Peristiwa ini terjadi pada tahun 1965 di Ujungberung, Bandung.Sekeliling belakang rumahku di benteng dengan batako. Di sudut belakang rumah yang berbatasan dengan tanah mang Edeng, tumbuh pohon roay (kacang kapri) yang sedang berbuah. Aku suka memetik yang sudah kering dan bijinya di goreng. Jika aku memetik roay, biasanya dibawah menunggu Nyai (Adik perempuanku), Deni dan Eti (Saudaraku dari Uwak Udi). Aku memanjat benteng, dan tidak disadari bahwa benteng yang kupijak telah retak dikiri dan kanan. Ketika aku turun, kupegang ujung atas benteng dan kaki menahan badan benteng, lalu tiba-tiba …brrruuug, ujung atas benteng yang runcing menimpa kaki kiriku. Diantara reruntuhan tembok, setengah sadar aku mendengar Ade (Kakakku) menjerit histeris melihat tulang kakiku patah dan keluar menembus daging. Tiba-tiba secepat kilat aku digendong Ema dibawa kerumah. Banyak orang yang menonton, tetapi yang turut menolong saat itu adalah Mang Kede (Kidal) yang tinggal di Sukup (Tukang nyangkul di sawah seberang jalan). Ema segera membawaku ke Rumah Sakit Ujungberung dengan naik beca.
Kakiku mulai terasa sakit ketika tiba di rumah sakit, dan ternyata aku harus dibawa ke Rumah Sakit Rancabadak (sekarang RSUP Hasan Sadikin) di Bandung. Dengan menggunakan mobil Jip Kopem (Pemberantasan Malaria) warna hijau milik Pak Nunuh, aku dibawa ke RSUP Hasan Sadikin. Saat kejadian, Apa sedang dinas. Aku dibaringkan di ruang gawat darurat. Menurut Dokter, aku harus dioperasi, dan akan segera dioperasi malam harinya. Menjelang sore Apa datang ke Rumah Sakit.

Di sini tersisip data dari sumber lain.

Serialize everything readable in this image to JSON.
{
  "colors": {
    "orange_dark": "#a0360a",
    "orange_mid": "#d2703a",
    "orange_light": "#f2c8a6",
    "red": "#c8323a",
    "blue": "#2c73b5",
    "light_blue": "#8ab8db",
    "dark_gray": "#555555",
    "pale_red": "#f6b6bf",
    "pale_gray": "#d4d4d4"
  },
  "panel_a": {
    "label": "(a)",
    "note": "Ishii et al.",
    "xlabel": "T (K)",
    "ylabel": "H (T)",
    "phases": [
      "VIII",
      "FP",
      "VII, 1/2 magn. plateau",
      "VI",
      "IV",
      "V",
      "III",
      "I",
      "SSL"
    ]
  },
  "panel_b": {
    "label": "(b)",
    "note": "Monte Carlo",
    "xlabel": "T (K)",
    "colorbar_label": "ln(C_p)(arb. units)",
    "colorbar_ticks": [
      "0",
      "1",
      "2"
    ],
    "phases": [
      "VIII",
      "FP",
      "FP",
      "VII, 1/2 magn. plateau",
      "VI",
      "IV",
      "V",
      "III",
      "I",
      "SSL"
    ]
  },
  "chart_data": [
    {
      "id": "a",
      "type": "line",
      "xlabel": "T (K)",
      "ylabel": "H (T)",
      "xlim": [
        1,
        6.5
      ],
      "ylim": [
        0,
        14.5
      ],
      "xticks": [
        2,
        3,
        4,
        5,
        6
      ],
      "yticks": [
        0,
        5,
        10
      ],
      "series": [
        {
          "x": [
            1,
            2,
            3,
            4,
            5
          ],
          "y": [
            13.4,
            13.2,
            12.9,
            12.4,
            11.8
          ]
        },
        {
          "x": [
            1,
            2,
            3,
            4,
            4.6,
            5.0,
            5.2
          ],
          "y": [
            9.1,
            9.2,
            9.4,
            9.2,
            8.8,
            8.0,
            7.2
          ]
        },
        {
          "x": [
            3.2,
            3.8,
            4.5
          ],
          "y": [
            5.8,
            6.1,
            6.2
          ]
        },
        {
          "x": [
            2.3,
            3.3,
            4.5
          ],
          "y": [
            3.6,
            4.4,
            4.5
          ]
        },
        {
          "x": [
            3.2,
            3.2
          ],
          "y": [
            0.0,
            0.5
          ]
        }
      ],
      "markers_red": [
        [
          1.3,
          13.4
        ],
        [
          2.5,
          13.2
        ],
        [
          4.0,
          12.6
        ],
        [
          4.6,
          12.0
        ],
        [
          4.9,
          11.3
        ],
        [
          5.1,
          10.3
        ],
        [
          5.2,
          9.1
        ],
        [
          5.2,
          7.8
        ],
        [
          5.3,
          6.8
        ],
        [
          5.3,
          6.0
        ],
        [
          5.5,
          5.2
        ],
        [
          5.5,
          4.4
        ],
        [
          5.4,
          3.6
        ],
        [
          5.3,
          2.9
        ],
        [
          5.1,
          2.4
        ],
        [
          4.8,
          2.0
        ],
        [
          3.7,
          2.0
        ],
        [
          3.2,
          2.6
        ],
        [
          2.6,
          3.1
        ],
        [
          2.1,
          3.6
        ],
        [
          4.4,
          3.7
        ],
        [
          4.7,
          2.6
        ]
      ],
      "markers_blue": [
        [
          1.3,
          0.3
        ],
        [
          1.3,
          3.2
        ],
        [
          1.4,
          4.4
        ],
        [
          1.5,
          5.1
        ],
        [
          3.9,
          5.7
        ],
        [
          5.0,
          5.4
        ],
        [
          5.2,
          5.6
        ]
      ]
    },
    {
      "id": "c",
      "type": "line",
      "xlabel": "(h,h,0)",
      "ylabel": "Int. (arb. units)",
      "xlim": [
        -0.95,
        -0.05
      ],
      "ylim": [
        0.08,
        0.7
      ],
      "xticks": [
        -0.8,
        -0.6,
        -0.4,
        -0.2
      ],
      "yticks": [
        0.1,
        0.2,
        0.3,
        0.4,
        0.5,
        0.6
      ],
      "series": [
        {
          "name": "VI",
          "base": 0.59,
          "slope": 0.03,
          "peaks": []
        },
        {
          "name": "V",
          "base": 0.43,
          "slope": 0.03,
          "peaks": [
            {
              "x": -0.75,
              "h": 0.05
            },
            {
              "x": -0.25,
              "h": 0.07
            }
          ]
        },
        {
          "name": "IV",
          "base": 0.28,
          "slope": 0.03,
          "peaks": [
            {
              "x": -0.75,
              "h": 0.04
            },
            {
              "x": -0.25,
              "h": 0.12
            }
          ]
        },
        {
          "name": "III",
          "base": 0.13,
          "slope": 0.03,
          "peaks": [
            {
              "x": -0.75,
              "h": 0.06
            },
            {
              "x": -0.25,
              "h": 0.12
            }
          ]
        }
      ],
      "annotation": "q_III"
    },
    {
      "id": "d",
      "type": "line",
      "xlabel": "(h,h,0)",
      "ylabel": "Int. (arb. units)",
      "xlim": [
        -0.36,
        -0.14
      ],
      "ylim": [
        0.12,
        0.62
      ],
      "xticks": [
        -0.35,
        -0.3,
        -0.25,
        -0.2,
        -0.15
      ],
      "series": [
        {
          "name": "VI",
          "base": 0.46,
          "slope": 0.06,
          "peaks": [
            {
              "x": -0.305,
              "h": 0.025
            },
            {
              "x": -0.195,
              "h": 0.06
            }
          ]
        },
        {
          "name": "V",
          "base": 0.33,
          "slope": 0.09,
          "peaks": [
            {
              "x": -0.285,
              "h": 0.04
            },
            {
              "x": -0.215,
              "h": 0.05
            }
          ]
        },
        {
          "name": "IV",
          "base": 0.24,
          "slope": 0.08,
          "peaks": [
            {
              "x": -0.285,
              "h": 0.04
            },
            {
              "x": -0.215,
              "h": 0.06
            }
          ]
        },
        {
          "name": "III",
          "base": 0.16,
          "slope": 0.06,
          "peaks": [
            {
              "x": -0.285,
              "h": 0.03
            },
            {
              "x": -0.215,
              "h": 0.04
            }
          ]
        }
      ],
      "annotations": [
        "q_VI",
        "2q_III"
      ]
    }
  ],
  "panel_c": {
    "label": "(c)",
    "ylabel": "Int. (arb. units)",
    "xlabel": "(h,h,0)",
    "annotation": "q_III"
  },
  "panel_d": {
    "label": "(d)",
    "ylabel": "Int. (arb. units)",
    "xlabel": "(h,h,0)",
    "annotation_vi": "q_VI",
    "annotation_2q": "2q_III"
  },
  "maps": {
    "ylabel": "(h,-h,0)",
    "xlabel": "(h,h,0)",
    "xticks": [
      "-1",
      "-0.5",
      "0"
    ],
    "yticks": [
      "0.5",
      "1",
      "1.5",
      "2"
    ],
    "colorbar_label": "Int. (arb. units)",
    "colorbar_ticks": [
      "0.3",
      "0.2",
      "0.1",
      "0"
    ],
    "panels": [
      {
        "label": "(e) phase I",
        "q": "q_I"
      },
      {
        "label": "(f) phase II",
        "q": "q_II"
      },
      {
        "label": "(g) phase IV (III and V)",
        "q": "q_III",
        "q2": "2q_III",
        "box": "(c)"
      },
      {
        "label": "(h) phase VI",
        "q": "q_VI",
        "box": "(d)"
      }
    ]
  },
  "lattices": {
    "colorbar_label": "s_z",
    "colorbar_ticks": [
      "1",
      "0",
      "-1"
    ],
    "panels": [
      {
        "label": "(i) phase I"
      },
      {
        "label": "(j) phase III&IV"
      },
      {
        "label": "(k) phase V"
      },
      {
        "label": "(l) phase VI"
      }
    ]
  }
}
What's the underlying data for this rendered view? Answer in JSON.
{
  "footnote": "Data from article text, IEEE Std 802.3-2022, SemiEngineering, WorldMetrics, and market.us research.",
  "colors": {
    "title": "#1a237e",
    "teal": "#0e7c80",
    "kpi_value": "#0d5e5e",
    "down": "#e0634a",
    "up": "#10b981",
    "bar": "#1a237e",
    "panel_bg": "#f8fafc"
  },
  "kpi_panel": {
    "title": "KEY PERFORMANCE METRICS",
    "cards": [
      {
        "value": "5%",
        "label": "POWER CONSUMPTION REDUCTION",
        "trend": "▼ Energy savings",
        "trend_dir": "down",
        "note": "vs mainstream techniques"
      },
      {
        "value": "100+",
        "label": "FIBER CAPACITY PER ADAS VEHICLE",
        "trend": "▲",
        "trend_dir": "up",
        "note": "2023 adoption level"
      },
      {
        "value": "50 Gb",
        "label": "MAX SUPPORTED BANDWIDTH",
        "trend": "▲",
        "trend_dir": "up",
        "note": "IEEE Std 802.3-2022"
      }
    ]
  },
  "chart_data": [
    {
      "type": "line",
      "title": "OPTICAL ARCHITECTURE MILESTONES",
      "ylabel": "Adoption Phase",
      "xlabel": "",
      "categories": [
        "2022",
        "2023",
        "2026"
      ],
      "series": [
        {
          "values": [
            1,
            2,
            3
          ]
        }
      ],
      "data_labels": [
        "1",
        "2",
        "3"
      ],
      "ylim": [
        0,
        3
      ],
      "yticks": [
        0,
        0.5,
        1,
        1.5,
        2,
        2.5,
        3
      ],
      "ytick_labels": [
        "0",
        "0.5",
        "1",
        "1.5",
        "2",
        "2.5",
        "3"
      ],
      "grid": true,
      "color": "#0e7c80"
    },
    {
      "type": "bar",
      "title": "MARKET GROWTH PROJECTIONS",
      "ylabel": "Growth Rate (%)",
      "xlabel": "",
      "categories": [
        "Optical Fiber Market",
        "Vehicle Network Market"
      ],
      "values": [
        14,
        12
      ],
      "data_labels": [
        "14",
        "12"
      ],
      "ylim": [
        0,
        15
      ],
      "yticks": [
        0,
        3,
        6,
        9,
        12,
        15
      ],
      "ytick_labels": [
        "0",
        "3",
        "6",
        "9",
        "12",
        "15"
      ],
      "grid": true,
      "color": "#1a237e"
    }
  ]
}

Apa menghampiriku dengan membawa makanan (Roti dan Kue Apem) dan langsung aku disuapi, padahal menurut Dokter aku harus puasa karena akan dioperasi. Selama penantian operasi aku tertidur. Musibah yang menimpaku terjadi pada tahun 1965 bersamaan dengan peristiwa pemberontakan PKI dan Meletusnya gudang amunisi TNI di Bojong Koneng. Waku itu Ema harus menyusui Ojat (Adikku yang bungsu). Selama mengurusku di Rumah Sakit, terpaksa Ojat sementara dititipkan ke Ibu O’oh Mang Iyas. Operasi kakiku berjalan sukses, dan aku ditempatkan di Bangsal 3 kamar I. Satu kamar ada 4 orang pasien, yang tiga orang adalah pasien korban peristiwa Bojongkoneng meletus. Bojong koneng adalah tempat penyimpanan amunisi militer (peluru, bom, bahan peledak) yang terletak di dekat Taman Makam Pahlawan Cikutra. Untuk pasen Bojongkoneng ada tambahan makanan berupa susu, roti, dan bubur kacang hijau, karena satu kamar dengan mereka petugas menganggapku pasien korban Bojongkoneng, dan aku selalu mendapat jatah makanan korban Bojongkoneng.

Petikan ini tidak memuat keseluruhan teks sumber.